Judge Walker sat in the best booth at Spare-a-Dime with Ed Fowler and Dr. O’Conner. Mrs. Yokohama sat plates of eggs, bacon and biscuits on the table next to each of them. There were scratches on the old ladies face and one of her eyes was blackened and swollen so that it was almost shut. She was little more than a prisoner in her own café. Ed Fowler looked at her with contempt as she staggered away. “Damn japs,” he said.

Judge Walker looked around then leaned in toward the other two.

            “We have burnt all the Tattie Bogals and Straw Dandies we could find, there might have been a few that got away but they are probably lost in the Motha Woods by now. They won’t cause us any problems. I’ll declare martial law this afternoon and we’ll find out who’s gonna stand in our way.” He looked at the others and smiled as he forked eggs and bread into his mouth. “By tomorrow this county will be ours, by next month with all our boys fighting over-seas maybe the state, who knows after that? I think old Adolph has the right idea the only thing people respect, the only thing they are afraid of … is power!”

Ed Fowler looked at two teen-age girls giggling as they sat on stools at the counter.

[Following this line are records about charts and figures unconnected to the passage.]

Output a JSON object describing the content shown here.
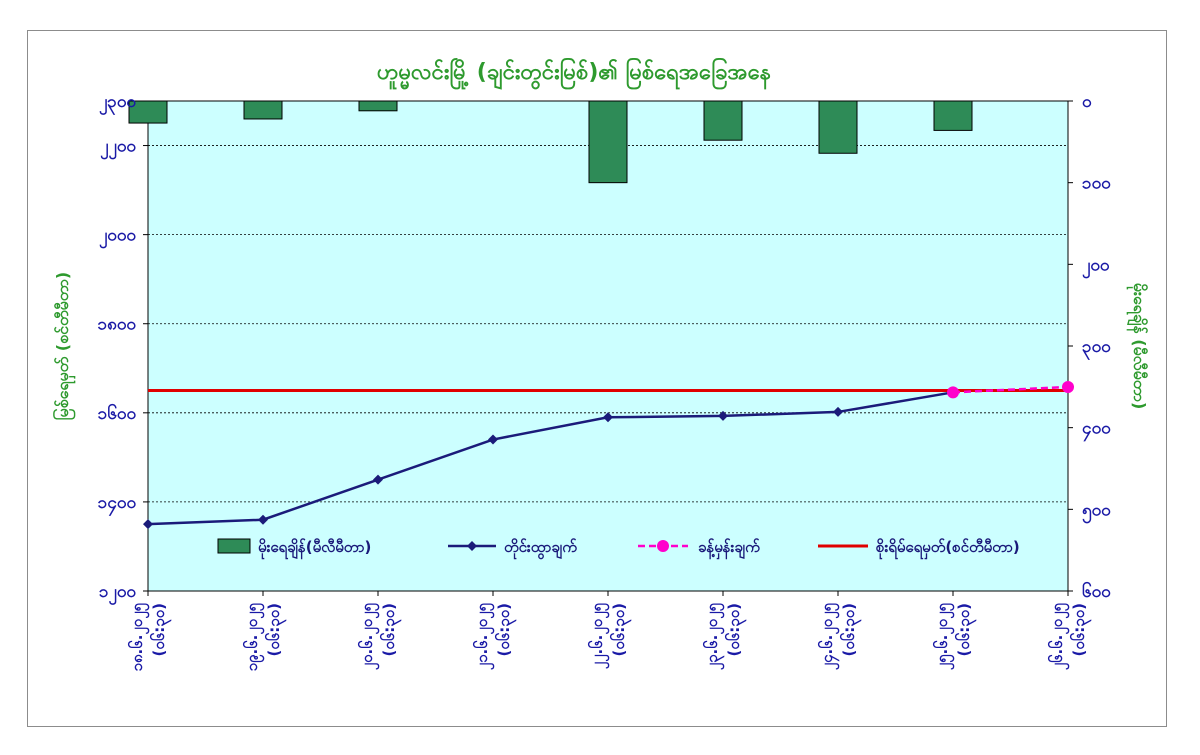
{
  "chart_data": {
    "type": "combo-bar-line",
    "title": "ဟူမ္မလင်းမြို့ (ချင်းတွင်းမြစ်)၏ မြစ်ရေအခြေအနေ",
    "ylabel_left": "မြစ်ရေမှတ် (စင်တီမီတာ)",
    "ylabel_right": "မိုးရေချိန် (မီလီမီတာ)",
    "left_axis": {
      "min": 1200,
      "max": 2300,
      "step": 200,
      "tick_labels": [
        "၁၂၀၀",
        "၁၄၀၀",
        "၁၆၀၀",
        "၁၈၀၀",
        "၂၀၀၀",
        "၂၂၀၀",
        "၂၃၀၀"
      ]
    },
    "right_axis": {
      "min": 0,
      "max": 600,
      "step": 100,
      "reversed": true,
      "tick_labels": [
        "၀",
        "၁၀၀",
        "၂၀၀",
        "၃၀၀",
        "၄၀၀",
        "၅၀၀",
        "၆၀၀"
      ]
    },
    "categories": [
      [
        "၁၈.၆.၂၀၂၅",
        "(၀၆:၃၀)"
      ],
      [
        "၁၉.၆.၂၀၂၅",
        "(၀၆:၃၀)"
      ],
      [
        "၂၀.၆.၂၀၂၅",
        "(၀၆:၃၀)"
      ],
      [
        "၂၁.၆.၂၀၂၅",
        "(၀၆:၃၀)"
      ],
      [
        "၂၂.၆.၂၀၂၅",
        "(၀၆:၃၀)"
      ],
      [
        "၂၃.၆.၂၀၂၅",
        "(၀၆:၃၀)"
      ],
      [
        "၂၄.၆.၂၀၂၅",
        "(၀၆:၃၀)"
      ],
      [
        "၂၅.၆.၂၀၂၅",
        "(၀၆:၃၀)"
      ],
      [
        "၂၆.၆.၂၀၂၅",
        "(၀၆:၃၀)"
      ]
    ],
    "series": [
      {
        "name": "မိုးရေချိန်(မီလီမီတာ)",
        "kind": "bar",
        "axis": "right",
        "color": "#2e8b57",
        "values": [
          27,
          22,
          12,
          null,
          100,
          48,
          64,
          36,
          null
        ]
      },
      {
        "name": "တိုင်းထွာချက်",
        "kind": "line",
        "axis": "left",
        "color": "#1b1b7a",
        "values": [
          1350,
          1360,
          1450,
          1540,
          1590,
          1593,
          1602,
          1646,
          null
        ]
      },
      {
        "name": "ခန့်မှန်းချက်",
        "kind": "line-dashed",
        "axis": "left",
        "color": "#ff00cc",
        "values": [
          null,
          null,
          null,
          null,
          null,
          null,
          null,
          1646,
          1658
        ]
      },
      {
        "name": "စိုးရိမ်ရေမှတ်(စင်တီမီတာ)",
        "kind": "hline",
        "axis": "left",
        "color": "#e00000",
        "value": 1650
      }
    ],
    "legend_position": "bottom-inside",
    "grid": true,
    "plot_background": "#ccffff"
  }
}
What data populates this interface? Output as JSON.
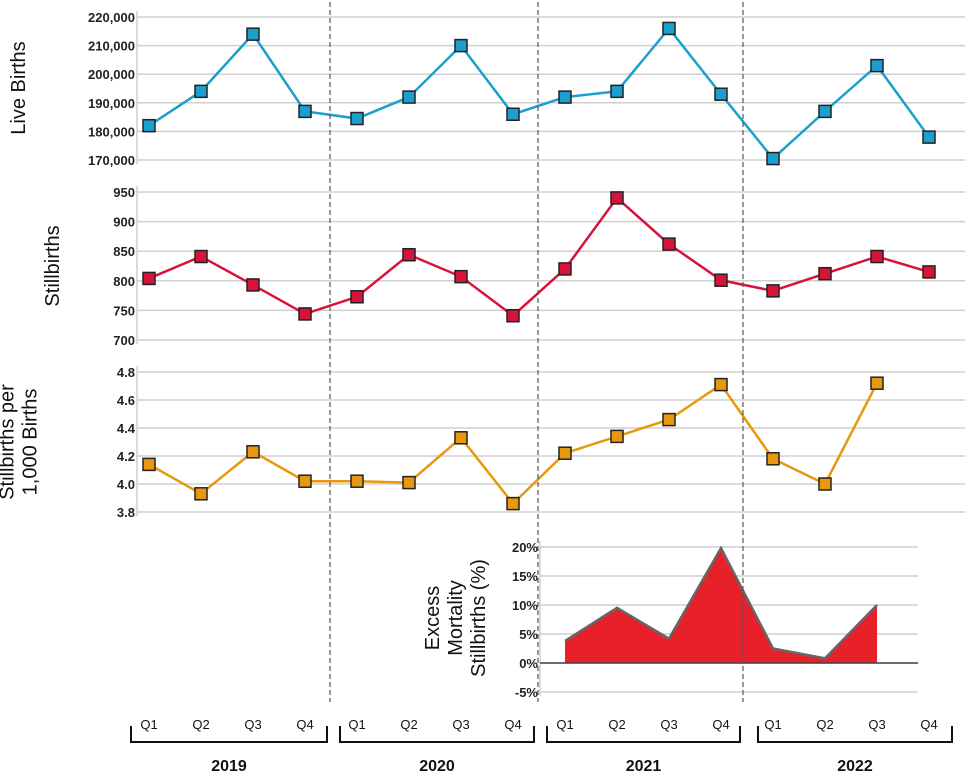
{
  "chart_data": [
    {
      "type": "line",
      "ylabel": "Live Births",
      "ylim": [
        170000,
        220000
      ],
      "yticks": [
        "220,000",
        "210,000",
        "200,000",
        "190,000",
        "180,000",
        "170,000"
      ],
      "color": "#1a9fce",
      "values": [
        182000,
        194000,
        214000,
        187000,
        184500,
        192000,
        210000,
        186000,
        192000,
        194000,
        216000,
        193000,
        170500,
        187000,
        203000,
        178000
      ]
    },
    {
      "type": "line",
      "ylabel": "Stillbirths",
      "ylim": [
        700,
        950
      ],
      "yticks": [
        "950",
        "900",
        "850",
        "800",
        "750",
        "700"
      ],
      "color": "#d8133a",
      "values": [
        804,
        841,
        793,
        744,
        773,
        844,
        807,
        741,
        820,
        940,
        862,
        801,
        783,
        812,
        841,
        815
      ]
    },
    {
      "type": "line",
      "ylabel": "Stillbirths per 1,000 Births",
      "ylabel_lines": [
        "Stillbirths per",
        "1,000 Births"
      ],
      "ylim": [
        3.8,
        4.8
      ],
      "yticks": [
        "4.8",
        "4.6",
        "4.4",
        "4.2",
        "4.0",
        "3.8"
      ],
      "color": "#e8980c",
      "values": [
        4.14,
        3.93,
        4.23,
        4.02,
        4.02,
        4.01,
        4.33,
        3.86,
        4.22,
        4.34,
        4.46,
        4.71,
        4.18,
        4.0,
        4.72,
        null
      ]
    },
    {
      "type": "area",
      "ylabel": "Excess Mortality Stillbirths (%)",
      "ylabel_lines": [
        "Excess",
        "Mortality",
        "Stillbirths (%)"
      ],
      "ylim": [
        -5,
        20
      ],
      "yticks": [
        "20%",
        "15%",
        "10%",
        "5%",
        "0%",
        "-5%"
      ],
      "color": "#e8202a",
      "values": [
        null,
        null,
        null,
        null,
        null,
        null,
        null,
        null,
        3.8,
        9.5,
        4.2,
        19.8,
        2.5,
        0.8,
        10.0,
        null
      ]
    }
  ],
  "x_axis": {
    "quarters": [
      "Q1",
      "Q2",
      "Q3",
      "Q4",
      "Q1",
      "Q2",
      "Q3",
      "Q4",
      "Q1",
      "Q2",
      "Q3",
      "Q4",
      "Q1",
      "Q2",
      "Q3",
      "Q4"
    ],
    "years": [
      "2019",
      "2020",
      "2021",
      "2022"
    ]
  }
}
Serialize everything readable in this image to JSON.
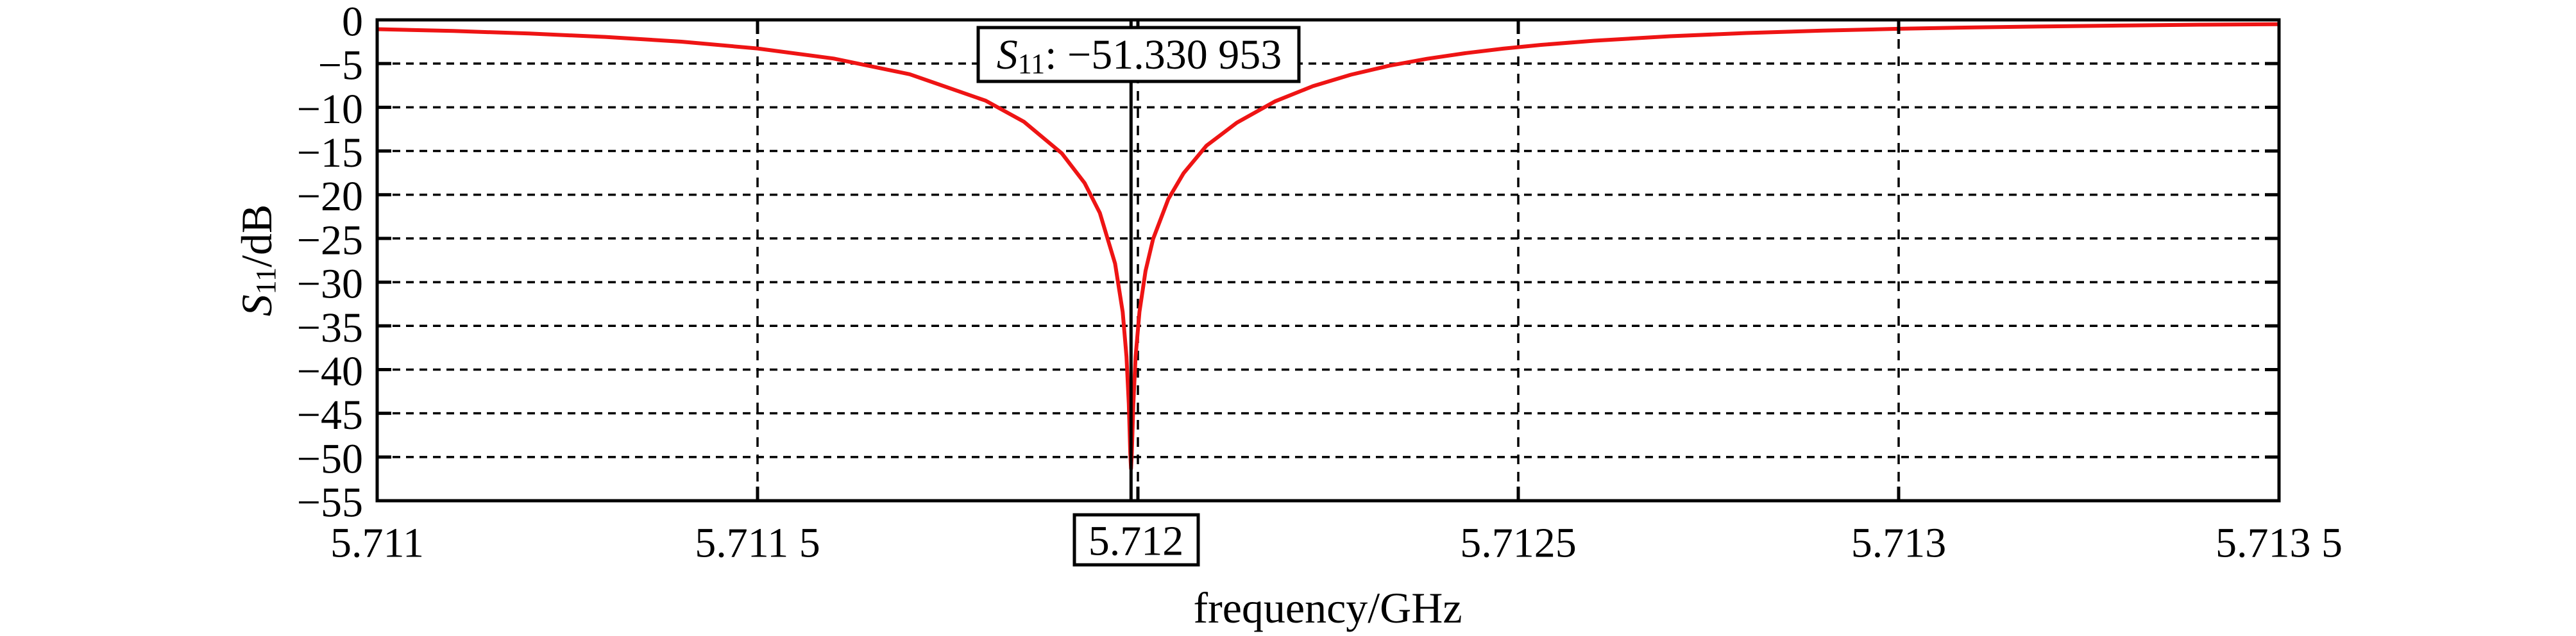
{
  "page": {
    "background": "#ffffff",
    "frame_color": "#000000"
  },
  "chart_data": {
    "type": "line",
    "title": "",
    "xlabel": "frequency/GHz",
    "ylabel": {
      "base": "S",
      "sub": "11",
      "rest": "/dB"
    },
    "xlim": [
      5.711,
      5.7135
    ],
    "ylim": [
      -55,
      0
    ],
    "grid": {
      "shown": true,
      "style": "dashed",
      "color": "#000000"
    },
    "legend": {
      "shown": false
    },
    "xticks": [
      {
        "value": 5.711,
        "label": "5.711",
        "boxed": false
      },
      {
        "value": 5.7115,
        "label": "5.711 5",
        "boxed": false
      },
      {
        "value": 5.712,
        "label": "5.712",
        "boxed": true
      },
      {
        "value": 5.7125,
        "label": "5.7125",
        "boxed": false
      },
      {
        "value": 5.713,
        "label": "5.713",
        "boxed": false
      },
      {
        "value": 5.7135,
        "label": "5.713 5",
        "boxed": false
      }
    ],
    "yticks": [
      {
        "value": 0,
        "label": "0"
      },
      {
        "value": -5,
        "label": "−5"
      },
      {
        "value": -10,
        "label": "−10"
      },
      {
        "value": -15,
        "label": "−15"
      },
      {
        "value": -20,
        "label": "−20"
      },
      {
        "value": -25,
        "label": "−25"
      },
      {
        "value": -30,
        "label": "−30"
      },
      {
        "value": -35,
        "label": "−35"
      },
      {
        "value": -40,
        "label": "−40"
      },
      {
        "value": -45,
        "label": "−45"
      },
      {
        "value": -50,
        "label": "−50"
      },
      {
        "value": -55,
        "label": "−55"
      }
    ],
    "marker": {
      "frequency_GHz": 5.711991,
      "value_dB": -51.330953,
      "tick_label": "5.712",
      "annotation": {
        "base": "S",
        "sub": "11",
        "rest": ": −51.330 953"
      },
      "annotation_color": "#ee1414",
      "line_color": "#000000"
    },
    "series": [
      {
        "name": "S11",
        "color": "#ee1414",
        "points": [
          [
            5.711,
            -1.06
          ],
          [
            5.7111,
            -1.27
          ],
          [
            5.7112,
            -1.56
          ],
          [
            5.7113,
            -1.95
          ],
          [
            5.7114,
            -2.49
          ],
          [
            5.7115,
            -3.27
          ],
          [
            5.7116,
            -4.42
          ],
          [
            5.7117,
            -6.22
          ],
          [
            5.7118,
            -9.25
          ],
          [
            5.71185,
            -11.64
          ],
          [
            5.7119,
            -15.27
          ],
          [
            5.71193,
            -18.67
          ],
          [
            5.71195,
            -22.09
          ],
          [
            5.71197,
            -27.87
          ],
          [
            5.71198,
            -33.42
          ],
          [
            5.711985,
            -38.52
          ],
          [
            5.711988,
            -43.91
          ],
          [
            5.71199,
            -49.55
          ],
          [
            5.711991,
            -51.33
          ],
          [
            5.711992,
            -49.55
          ],
          [
            5.711994,
            -43.91
          ],
          [
            5.711997,
            -38.52
          ],
          [
            5.712002,
            -33.42
          ],
          [
            5.71201,
            -28.72
          ],
          [
            5.71202,
            -25.06
          ],
          [
            5.71204,
            -20.5
          ],
          [
            5.71206,
            -17.54
          ],
          [
            5.71209,
            -14.4
          ],
          [
            5.71213,
            -11.76
          ],
          [
            5.71218,
            -9.33
          ],
          [
            5.71223,
            -7.58
          ],
          [
            5.71228,
            -6.27
          ],
          [
            5.71233,
            -5.25
          ],
          [
            5.71238,
            -4.45
          ],
          [
            5.71243,
            -3.81
          ],
          [
            5.71248,
            -3.29
          ],
          [
            5.71253,
            -2.86
          ],
          [
            5.7126,
            -2.38
          ],
          [
            5.7127,
            -1.87
          ],
          [
            5.7128,
            -1.5
          ],
          [
            5.7129,
            -1.23
          ],
          [
            5.713,
            -1.02
          ],
          [
            5.7131,
            -0.86
          ],
          [
            5.7132,
            -0.74
          ],
          [
            5.7133,
            -0.64
          ],
          [
            5.7134,
            -0.55
          ],
          [
            5.7135,
            -0.49
          ]
        ]
      }
    ]
  }
}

            “I hope so,” he said as he licked his lips. “There are a lot of things I want to do in this town.”

 

 

            It was dark, the ground was lit only by the moon and stars when Brian reached the rocky hills that bordered Motha Woods. He was cold and getting colder as he scrambled up a worn game trail. He was freezing and was almost ready to start building a shelter when he spied a cave entrance in the face of the rock. It didn’t look warm … but it would get him out of the wind. He stood just inside the entrance and immediately felt better. There was a part of him he knew that would never be warm again, the part that longed for the girl with the long auburn hair. His not quite human heart ached for the beautiful girl he had danced with. The human girl he had held in his arms. Margie … who had whispered to him, that she would love him forever.

Brian felt warmth at his back and he turned and stared into the darkness. A tiny light like a star twinkled from deep in the cave. He walked down a long tunnel. The light from a tiny fire grew brighter as he walked into a larger chamber. A pile of chickens lay against the rock wall. Blood, feathers and bloody meat lay strewn across the floor of the cave. A tiny piece of flesh dangled from a stick over the pile of burning wood.

A shadow fell across the fire. Brian looked up to see a hunched figure blocking his escape. Strings of singed flesh hung from below the murderous eyes of the beast which had removed its burnt head covering. It was the most dangerous and terrifying Hodmedod ever created in Comanche County.

Lemont Hicks’s Chinaman loomed over Margie’s Brian.